Saturday, December 13, 2008

Rebellion and Existentialism

The taking of the Bastille in the French Revolution

It seems to me that existentialism is inherently connected with rebellion. Looking at some of its founders, we can note a certain pattern. There are revolutionaries like Kierkegaard and Nietzsche, who each in their own different way attempted to upturn the accepted moral standards and conventions and replace them with more immediate, personal beliefs and convictions.

The focus of existentialism is indeed individual existence itself. But it is one where you are, as Sartre would say, “condemned to be free” and “thrown into the world”, when you are wandering the long and wide road of life without a road-map or point of destination, except perhaps the inevitable event of one's upcoming death.

However, as you are in the midst of fear and angst you would like to hold onto anything that comes your way and gives you any kind of stability. People will offer you “road-maps for the soul” or they will try to fill you up with promises of heaven and the afterlife to give you some kind of security, some kind of grip on the absurdity and brutality that you are faced and grapple with on a daily basis.

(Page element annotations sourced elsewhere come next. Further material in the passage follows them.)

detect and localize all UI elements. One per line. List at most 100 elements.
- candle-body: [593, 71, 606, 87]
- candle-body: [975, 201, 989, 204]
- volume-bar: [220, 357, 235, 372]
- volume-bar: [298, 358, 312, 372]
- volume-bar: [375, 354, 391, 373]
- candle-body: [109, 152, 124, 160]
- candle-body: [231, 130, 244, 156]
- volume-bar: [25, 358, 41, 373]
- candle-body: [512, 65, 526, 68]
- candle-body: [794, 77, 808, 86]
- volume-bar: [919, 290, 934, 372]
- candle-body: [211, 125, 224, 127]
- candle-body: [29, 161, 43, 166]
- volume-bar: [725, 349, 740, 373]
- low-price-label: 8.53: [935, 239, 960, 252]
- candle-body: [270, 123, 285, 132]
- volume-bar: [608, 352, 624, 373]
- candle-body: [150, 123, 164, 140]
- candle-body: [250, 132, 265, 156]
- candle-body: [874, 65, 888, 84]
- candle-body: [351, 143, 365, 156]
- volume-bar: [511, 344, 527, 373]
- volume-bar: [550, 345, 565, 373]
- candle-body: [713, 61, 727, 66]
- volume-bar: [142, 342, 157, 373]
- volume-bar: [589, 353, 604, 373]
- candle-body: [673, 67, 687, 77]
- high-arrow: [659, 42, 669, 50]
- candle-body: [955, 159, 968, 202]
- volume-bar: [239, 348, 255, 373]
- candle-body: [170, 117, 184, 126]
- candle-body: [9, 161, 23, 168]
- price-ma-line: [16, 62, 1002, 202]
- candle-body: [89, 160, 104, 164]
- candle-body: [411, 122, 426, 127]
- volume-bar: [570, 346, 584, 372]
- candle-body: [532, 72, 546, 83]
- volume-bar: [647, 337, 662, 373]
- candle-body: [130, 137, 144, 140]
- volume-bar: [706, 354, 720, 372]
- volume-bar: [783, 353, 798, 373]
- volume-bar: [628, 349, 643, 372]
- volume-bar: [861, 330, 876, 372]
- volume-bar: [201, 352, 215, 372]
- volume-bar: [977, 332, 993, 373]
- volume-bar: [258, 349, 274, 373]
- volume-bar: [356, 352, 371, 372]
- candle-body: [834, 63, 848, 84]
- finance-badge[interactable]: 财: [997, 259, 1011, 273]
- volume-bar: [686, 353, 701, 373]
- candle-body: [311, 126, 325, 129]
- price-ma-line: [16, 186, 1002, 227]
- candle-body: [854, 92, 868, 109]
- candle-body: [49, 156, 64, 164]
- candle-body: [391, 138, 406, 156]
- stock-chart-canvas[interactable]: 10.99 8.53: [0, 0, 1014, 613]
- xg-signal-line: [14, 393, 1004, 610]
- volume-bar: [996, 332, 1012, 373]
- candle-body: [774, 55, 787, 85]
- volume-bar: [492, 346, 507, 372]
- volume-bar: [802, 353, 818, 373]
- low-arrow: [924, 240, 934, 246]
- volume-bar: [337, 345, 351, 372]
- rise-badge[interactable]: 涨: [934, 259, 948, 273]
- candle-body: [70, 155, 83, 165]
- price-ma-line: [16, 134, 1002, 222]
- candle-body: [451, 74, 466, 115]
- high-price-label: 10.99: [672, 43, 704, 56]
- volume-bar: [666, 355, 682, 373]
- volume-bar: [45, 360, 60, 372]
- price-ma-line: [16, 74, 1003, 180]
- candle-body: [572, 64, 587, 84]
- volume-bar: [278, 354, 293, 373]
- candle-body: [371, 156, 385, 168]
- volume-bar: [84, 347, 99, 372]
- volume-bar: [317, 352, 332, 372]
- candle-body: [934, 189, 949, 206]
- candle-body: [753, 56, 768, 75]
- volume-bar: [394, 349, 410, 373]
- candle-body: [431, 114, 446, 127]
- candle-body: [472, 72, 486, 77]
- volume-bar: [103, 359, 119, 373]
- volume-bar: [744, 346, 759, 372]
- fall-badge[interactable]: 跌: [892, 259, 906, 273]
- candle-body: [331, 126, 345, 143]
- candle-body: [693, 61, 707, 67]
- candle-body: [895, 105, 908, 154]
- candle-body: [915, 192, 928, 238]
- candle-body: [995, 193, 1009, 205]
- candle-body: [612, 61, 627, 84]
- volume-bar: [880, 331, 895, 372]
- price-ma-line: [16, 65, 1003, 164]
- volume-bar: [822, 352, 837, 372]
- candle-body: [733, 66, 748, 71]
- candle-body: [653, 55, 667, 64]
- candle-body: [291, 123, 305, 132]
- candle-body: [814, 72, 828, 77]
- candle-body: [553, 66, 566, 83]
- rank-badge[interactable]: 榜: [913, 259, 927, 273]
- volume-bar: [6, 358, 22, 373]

Sure, faith does play a role in existentialism because reason seems incapable of fully answering the principal existential questions that are on the tip of your tongue. But it does not simply consist of embracing an appealing-looking faith; it involves struggle, suffering, endless-seeming battles and the ever-present and constant voice of doubt in your head. Faith is something one must earn over time and to have the scars to prove it.

But in the midst of this philosophical movement, there is an invitation for rebellion. Camus changed the famous slogan by Descartes from “I think, therefore I am” into “I rebel, therefore we exist.” Rebel against what? It goes back to the revolutionaries of old, a call to fight against all that is imposed upon us (against our will), to fight against ignorance, against bigotry, yet most importantly, against one's own deep-seated smug indifference.

2 comments:

Anonymous said...

Kierkegaard is the greatest Western philosopher precisely because he introduced the existential predictament for humanity

new illuminati said...

Get ready for an unprecedented bout of rebellion in the coming year. Existentialism will become less necessary to consider than existence itself.